Sounds Out: ØXN – CYRM


Posted 6 months ago in Music Reviews

DDF apr-may-24 – Desktop

The debut longplayer from the – for want of a less trite designation – domestic supergroup ØXN has landed at a peculiar moment for Irish traditional music. Fittingly in a sense, as what CYRM is the sound of the quartet at the centre of ØXN taking folk and traditional forms to some heretofore unseen, utterly energising realms of peculiarity. Leavening the traditional frameworks that make up the bones of these songs with elements of krautrock, rumbling drone, the chilly electronics of Fever Ray and, at points, even the post-rock-informed, sinewy grooves of In Rainbows-era Radiohead.

As the interminable hand-wringing around what it all means that the culture at large has begun to embrace Irish traditional music continues apace; there is something much more interesting percolating on this ØXN record as the super troupe appear to mark a new phase in the development of the musical mode.
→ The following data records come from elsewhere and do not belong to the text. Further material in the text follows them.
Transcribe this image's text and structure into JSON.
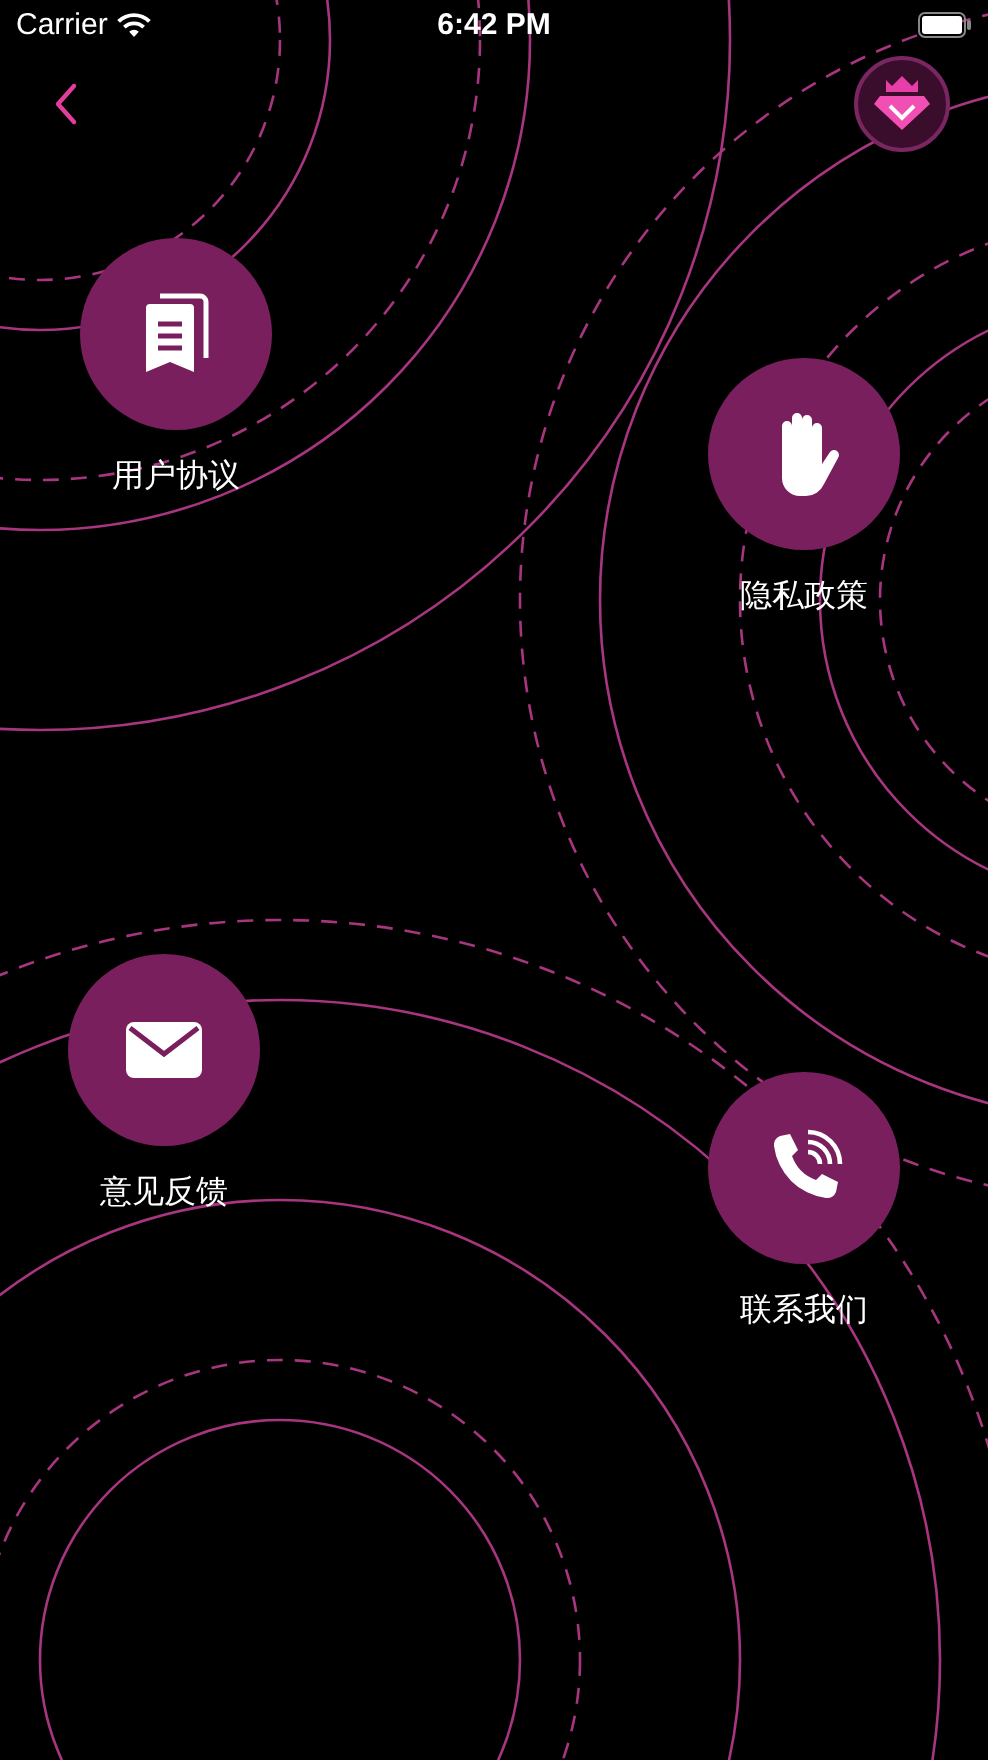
{
  "status_bar": {
    "carrier": "Carrier",
    "time": "6:42 PM"
  },
  "menu": [
    {
      "label": "用户协议",
      "kind": "document"
    },
    {
      "label": "隐私政策",
      "kind": "hand"
    },
    {
      "label": "意见反馈",
      "kind": "mail"
    },
    {
      "label": "联系我们",
      "kind": "phone"
    }
  ]
}
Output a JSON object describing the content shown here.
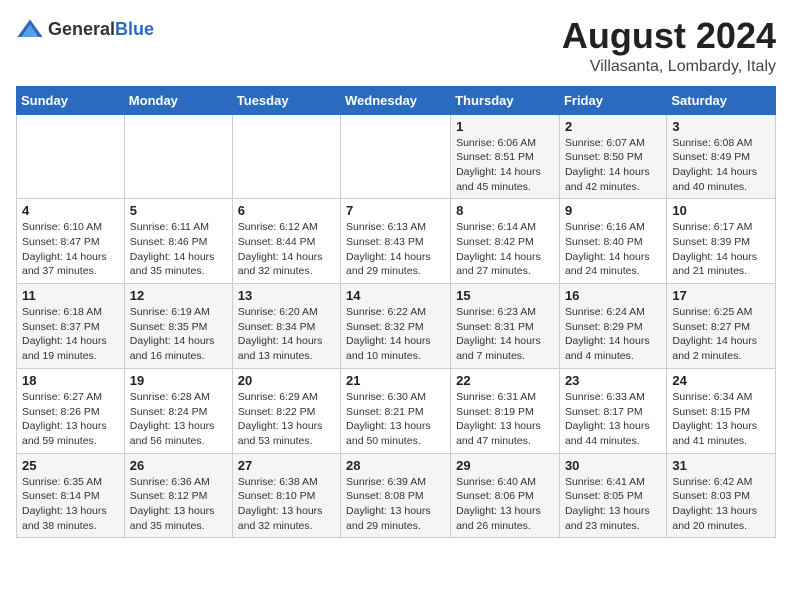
{
  "logo": {
    "general": "General",
    "blue": "Blue"
  },
  "header": {
    "month": "August 2024",
    "location": "Villasanta, Lombardy, Italy"
  },
  "weekdays": [
    "Sunday",
    "Monday",
    "Tuesday",
    "Wednesday",
    "Thursday",
    "Friday",
    "Saturday"
  ],
  "weeks": [
    [
      {
        "day": "",
        "info": ""
      },
      {
        "day": "",
        "info": ""
      },
      {
        "day": "",
        "info": ""
      },
      {
        "day": "",
        "info": ""
      },
      {
        "day": "1",
        "info": "Sunrise: 6:06 AM\nSunset: 8:51 PM\nDaylight: 14 hours\nand 45 minutes."
      },
      {
        "day": "2",
        "info": "Sunrise: 6:07 AM\nSunset: 8:50 PM\nDaylight: 14 hours\nand 42 minutes."
      },
      {
        "day": "3",
        "info": "Sunrise: 6:08 AM\nSunset: 8:49 PM\nDaylight: 14 hours\nand 40 minutes."
      }
    ],
    [
      {
        "day": "4",
        "info": "Sunrise: 6:10 AM\nSunset: 8:47 PM\nDaylight: 14 hours\nand 37 minutes."
      },
      {
        "day": "5",
        "info": "Sunrise: 6:11 AM\nSunset: 8:46 PM\nDaylight: 14 hours\nand 35 minutes."
      },
      {
        "day": "6",
        "info": "Sunrise: 6:12 AM\nSunset: 8:44 PM\nDaylight: 14 hours\nand 32 minutes."
      },
      {
        "day": "7",
        "info": "Sunrise: 6:13 AM\nSunset: 8:43 PM\nDaylight: 14 hours\nand 29 minutes."
      },
      {
        "day": "8",
        "info": "Sunrise: 6:14 AM\nSunset: 8:42 PM\nDaylight: 14 hours\nand 27 minutes."
      },
      {
        "day": "9",
        "info": "Sunrise: 6:16 AM\nSunset: 8:40 PM\nDaylight: 14 hours\nand 24 minutes."
      },
      {
        "day": "10",
        "info": "Sunrise: 6:17 AM\nSunset: 8:39 PM\nDaylight: 14 hours\nand 21 minutes."
      }
    ],
    [
      {
        "day": "11",
        "info": "Sunrise: 6:18 AM\nSunset: 8:37 PM\nDaylight: 14 hours\nand 19 minutes."
      },
      {
        "day": "12",
        "info": "Sunrise: 6:19 AM\nSunset: 8:35 PM\nDaylight: 14 hours\nand 16 minutes."
      },
      {
        "day": "13",
        "info": "Sunrise: 6:20 AM\nSunset: 8:34 PM\nDaylight: 14 hours\nand 13 minutes."
      },
      {
        "day": "14",
        "info": "Sunrise: 6:22 AM\nSunset: 8:32 PM\nDaylight: 14 hours\nand 10 minutes."
      },
      {
        "day": "15",
        "info": "Sunrise: 6:23 AM\nSunset: 8:31 PM\nDaylight: 14 hours\nand 7 minutes."
      },
      {
        "day": "16",
        "info": "Sunrise: 6:24 AM\nSunset: 8:29 PM\nDaylight: 14 hours\nand 4 minutes."
      },
      {
        "day": "17",
        "info": "Sunrise: 6:25 AM\nSunset: 8:27 PM\nDaylight: 14 hours\nand 2 minutes."
      }
    ],
    [
      {
        "day": "18",
        "info": "Sunrise: 6:27 AM\nSunset: 8:26 PM\nDaylight: 13 hours\nand 59 minutes."
      },
      {
        "day": "19",
        "info": "Sunrise: 6:28 AM\nSunset: 8:24 PM\nDaylight: 13 hours\nand 56 minutes."
      },
      {
        "day": "20",
        "info": "Sunrise: 6:29 AM\nSunset: 8:22 PM\nDaylight: 13 hours\nand 53 minutes."
      },
      {
        "day": "21",
        "info": "Sunrise: 6:30 AM\nSunset: 8:21 PM\nDaylight: 13 hours\nand 50 minutes."
      },
      {
        "day": "22",
        "info": "Sunrise: 6:31 AM\nSunset: 8:19 PM\nDaylight: 13 hours\nand 47 minutes."
      },
      {
        "day": "23",
        "info": "Sunrise: 6:33 AM\nSunset: 8:17 PM\nDaylight: 13 hours\nand 44 minutes."
      },
      {
        "day": "24",
        "info": "Sunrise: 6:34 AM\nSunset: 8:15 PM\nDaylight: 13 hours\nand 41 minutes."
      }
    ],
    [
      {
        "day": "25",
        "info": "Sunrise: 6:35 AM\nSunset: 8:14 PM\nDaylight: 13 hours\nand 38 minutes."
      },
      {
        "day": "26",
        "info": "Sunrise: 6:36 AM\nSunset: 8:12 PM\nDaylight: 13 hours\nand 35 minutes."
      },
      {
        "day": "27",
        "info": "Sunrise: 6:38 AM\nSunset: 8:10 PM\nDaylight: 13 hours\nand 32 minutes."
      },
      {
        "day": "28",
        "info": "Sunrise: 6:39 AM\nSunset: 8:08 PM\nDaylight: 13 hours\nand 29 minutes."
      },
      {
        "day": "29",
        "info": "Sunrise: 6:40 AM\nSunset: 8:06 PM\nDaylight: 13 hours\nand 26 minutes."
      },
      {
        "day": "30",
        "info": "Sunrise: 6:41 AM\nSunset: 8:05 PM\nDaylight: 13 hours\nand 23 minutes."
      },
      {
        "day": "31",
        "info": "Sunrise: 6:42 AM\nSunset: 8:03 PM\nDaylight: 13 hours\nand 20 minutes."
      }
    ]
  ]
}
ØXN – Lankum’s Radie Peat, behind the scenes sonic svengali John ‘Spud’ Murphy, Percolator’s Eleanor Myler and multi hyphenate songwriter and composer extraordinaire Katie Kim – seem admirably concerned with establishing a new lexicon in traditional songwriting. Over the course of CYRM we sense the boundaries around capital “T” Traditional music being tested in real time, presenting, as they do, their interpretation of a 2019 song penned by Irish artist Maija Sofia alongside century old trad numbers and in doing so, implicitly drawing no clear distinction between the source material. Ultimately we’re left with a satisfyingly singular collection that blossoms in that special space between the alien and the familiar.